Dr Christopher Moran, assistant professor in the department of politics and international studies at the University of Warwick, said while the CIA had been established in 1947, little was publicly known about it in the following years.

"No-one talked about the CIA," he said. "Journalists didn't talk about it. A number of them were hand in glove with the CIA, so they didn't want to annoy the agency. Others were just too afraid to write stories about the CIA in an era of McCarthyite witch hunts.

"Hollywood in the 1950s also wasn't going near the CIA. We found evidence of filmmakers approaching the CIA asking can we do a film about you guys, we will be quite patriotic in our accounts and show you saving the world and all this kind of thing. But the CIA's approach at the time was we want to keep our public profile as low as possible.

"Historians and scholars also weren't really writing about the CIA in the 1950s."

Moran pointed out that the CIA is mentioned in seven of the Bond novels, which had become "incredibly popular" by the late 1950s.

He said: "Who was writing about the CIA in the 50s?

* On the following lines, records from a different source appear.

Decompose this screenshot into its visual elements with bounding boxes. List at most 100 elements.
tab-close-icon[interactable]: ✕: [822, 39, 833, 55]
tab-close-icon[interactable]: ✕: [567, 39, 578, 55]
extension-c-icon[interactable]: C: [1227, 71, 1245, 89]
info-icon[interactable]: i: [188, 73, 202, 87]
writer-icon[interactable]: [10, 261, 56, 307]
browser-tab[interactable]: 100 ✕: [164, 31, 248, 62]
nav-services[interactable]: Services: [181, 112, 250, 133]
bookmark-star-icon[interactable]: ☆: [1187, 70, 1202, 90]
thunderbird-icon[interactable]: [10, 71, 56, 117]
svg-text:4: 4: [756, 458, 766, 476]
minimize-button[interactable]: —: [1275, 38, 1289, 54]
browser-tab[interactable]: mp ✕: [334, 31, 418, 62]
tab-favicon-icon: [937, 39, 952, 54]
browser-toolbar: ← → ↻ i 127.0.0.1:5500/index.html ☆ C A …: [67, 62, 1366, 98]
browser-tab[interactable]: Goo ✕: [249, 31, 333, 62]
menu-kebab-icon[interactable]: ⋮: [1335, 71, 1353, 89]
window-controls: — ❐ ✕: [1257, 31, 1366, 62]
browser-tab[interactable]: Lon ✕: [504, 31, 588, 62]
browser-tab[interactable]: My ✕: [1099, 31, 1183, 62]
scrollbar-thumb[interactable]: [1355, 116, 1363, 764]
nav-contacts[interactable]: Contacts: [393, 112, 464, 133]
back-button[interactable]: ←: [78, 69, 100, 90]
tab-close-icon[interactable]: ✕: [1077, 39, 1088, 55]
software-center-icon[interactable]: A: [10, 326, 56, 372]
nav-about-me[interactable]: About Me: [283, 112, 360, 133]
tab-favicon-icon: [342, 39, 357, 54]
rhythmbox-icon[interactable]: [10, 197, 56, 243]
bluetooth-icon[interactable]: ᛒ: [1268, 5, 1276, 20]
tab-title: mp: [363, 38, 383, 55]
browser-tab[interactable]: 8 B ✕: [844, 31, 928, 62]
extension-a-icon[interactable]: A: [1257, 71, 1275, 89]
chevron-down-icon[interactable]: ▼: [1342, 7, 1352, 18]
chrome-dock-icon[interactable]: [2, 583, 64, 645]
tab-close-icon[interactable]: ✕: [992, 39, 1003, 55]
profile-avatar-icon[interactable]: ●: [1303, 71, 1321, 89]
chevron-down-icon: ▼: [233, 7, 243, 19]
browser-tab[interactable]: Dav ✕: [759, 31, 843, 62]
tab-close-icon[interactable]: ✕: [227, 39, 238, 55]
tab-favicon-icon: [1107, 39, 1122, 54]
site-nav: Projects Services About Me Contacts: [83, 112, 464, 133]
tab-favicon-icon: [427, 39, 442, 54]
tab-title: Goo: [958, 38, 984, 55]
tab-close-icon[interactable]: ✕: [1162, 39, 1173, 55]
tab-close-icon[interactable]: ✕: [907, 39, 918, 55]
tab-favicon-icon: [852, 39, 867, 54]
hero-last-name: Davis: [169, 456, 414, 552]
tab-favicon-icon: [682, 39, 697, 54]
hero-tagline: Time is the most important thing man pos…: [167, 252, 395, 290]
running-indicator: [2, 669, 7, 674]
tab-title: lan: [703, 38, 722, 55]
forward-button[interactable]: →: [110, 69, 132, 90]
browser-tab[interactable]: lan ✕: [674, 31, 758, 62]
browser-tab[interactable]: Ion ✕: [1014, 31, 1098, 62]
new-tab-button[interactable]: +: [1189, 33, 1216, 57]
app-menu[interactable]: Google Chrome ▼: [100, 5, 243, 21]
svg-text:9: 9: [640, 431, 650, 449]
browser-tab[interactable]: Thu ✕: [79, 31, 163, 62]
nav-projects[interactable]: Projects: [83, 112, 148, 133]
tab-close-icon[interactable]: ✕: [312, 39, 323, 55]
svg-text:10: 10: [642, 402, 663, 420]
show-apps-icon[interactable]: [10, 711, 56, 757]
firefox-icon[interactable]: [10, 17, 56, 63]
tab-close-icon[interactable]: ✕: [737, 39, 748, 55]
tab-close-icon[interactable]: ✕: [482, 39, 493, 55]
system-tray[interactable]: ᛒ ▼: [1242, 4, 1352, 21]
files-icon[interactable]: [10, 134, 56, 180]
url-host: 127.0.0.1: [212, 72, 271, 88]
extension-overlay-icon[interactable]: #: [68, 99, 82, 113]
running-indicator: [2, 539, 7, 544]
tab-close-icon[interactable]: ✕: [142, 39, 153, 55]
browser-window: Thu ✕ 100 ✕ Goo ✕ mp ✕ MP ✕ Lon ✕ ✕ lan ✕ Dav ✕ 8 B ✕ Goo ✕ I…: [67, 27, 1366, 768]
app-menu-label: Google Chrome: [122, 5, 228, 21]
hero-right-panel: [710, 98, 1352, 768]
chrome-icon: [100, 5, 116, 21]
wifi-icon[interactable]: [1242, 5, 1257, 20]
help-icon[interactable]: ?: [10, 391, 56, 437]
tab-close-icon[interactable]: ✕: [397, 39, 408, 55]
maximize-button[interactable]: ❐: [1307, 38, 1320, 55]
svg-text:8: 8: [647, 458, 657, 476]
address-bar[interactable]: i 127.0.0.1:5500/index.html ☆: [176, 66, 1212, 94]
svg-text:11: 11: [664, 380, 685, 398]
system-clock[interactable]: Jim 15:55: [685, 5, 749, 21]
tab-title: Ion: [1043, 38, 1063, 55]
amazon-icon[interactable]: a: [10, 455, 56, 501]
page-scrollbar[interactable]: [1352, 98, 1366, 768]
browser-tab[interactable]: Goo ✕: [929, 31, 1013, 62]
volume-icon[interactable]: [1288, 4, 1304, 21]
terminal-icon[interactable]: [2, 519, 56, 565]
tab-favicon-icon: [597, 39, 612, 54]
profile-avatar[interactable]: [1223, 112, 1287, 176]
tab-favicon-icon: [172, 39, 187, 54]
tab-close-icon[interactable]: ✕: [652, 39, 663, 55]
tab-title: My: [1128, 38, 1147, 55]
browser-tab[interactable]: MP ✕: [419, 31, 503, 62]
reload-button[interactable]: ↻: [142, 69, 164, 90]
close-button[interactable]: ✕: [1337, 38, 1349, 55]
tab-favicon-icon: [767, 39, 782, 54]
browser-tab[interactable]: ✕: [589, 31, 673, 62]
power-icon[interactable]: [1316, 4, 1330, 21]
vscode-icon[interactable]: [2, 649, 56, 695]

The evidence we have really got to the bottom of is that bizarrely it was Ian Fleming.

"It is quite ironic that Fleming in the Bond novels never actually explicitly says that his hero 007 works for MI6 or the Secret Intelligence Service – he is not allowed to, these were not publicly avowed agencies at the time.

"But, of course, nothing could stop him from saying the initials CIA.

"There is such a splendid irony there that it took a Briton to really give the CIA its first public profile."

Last week, it was revealed Moran's research had uncovered evidence the CIA copied gadgets from Bond, including a version of Rosa Klebb's spring-loaded poison knife shoe from in From Russia With Love.

This technological inspiration was a result of the friendship between Fleming and Allen Dulles, who became the first civilian CIA director in 1953.

Fleming's papers held at Indiana University in the US also revealed Dulles may have helped persuade Fleming not to "pension off" 007.

In contrast to its early days, the CIA has had a dedicated entertainment liaison office since 1996.

It offers advice to actors, authors, directors, producers and screenwriters with the goal of an "accurate portrayal of the men and women of the CIA" and even publishes stories on the work of the CIA.

The agency declined to comment on Moran's research.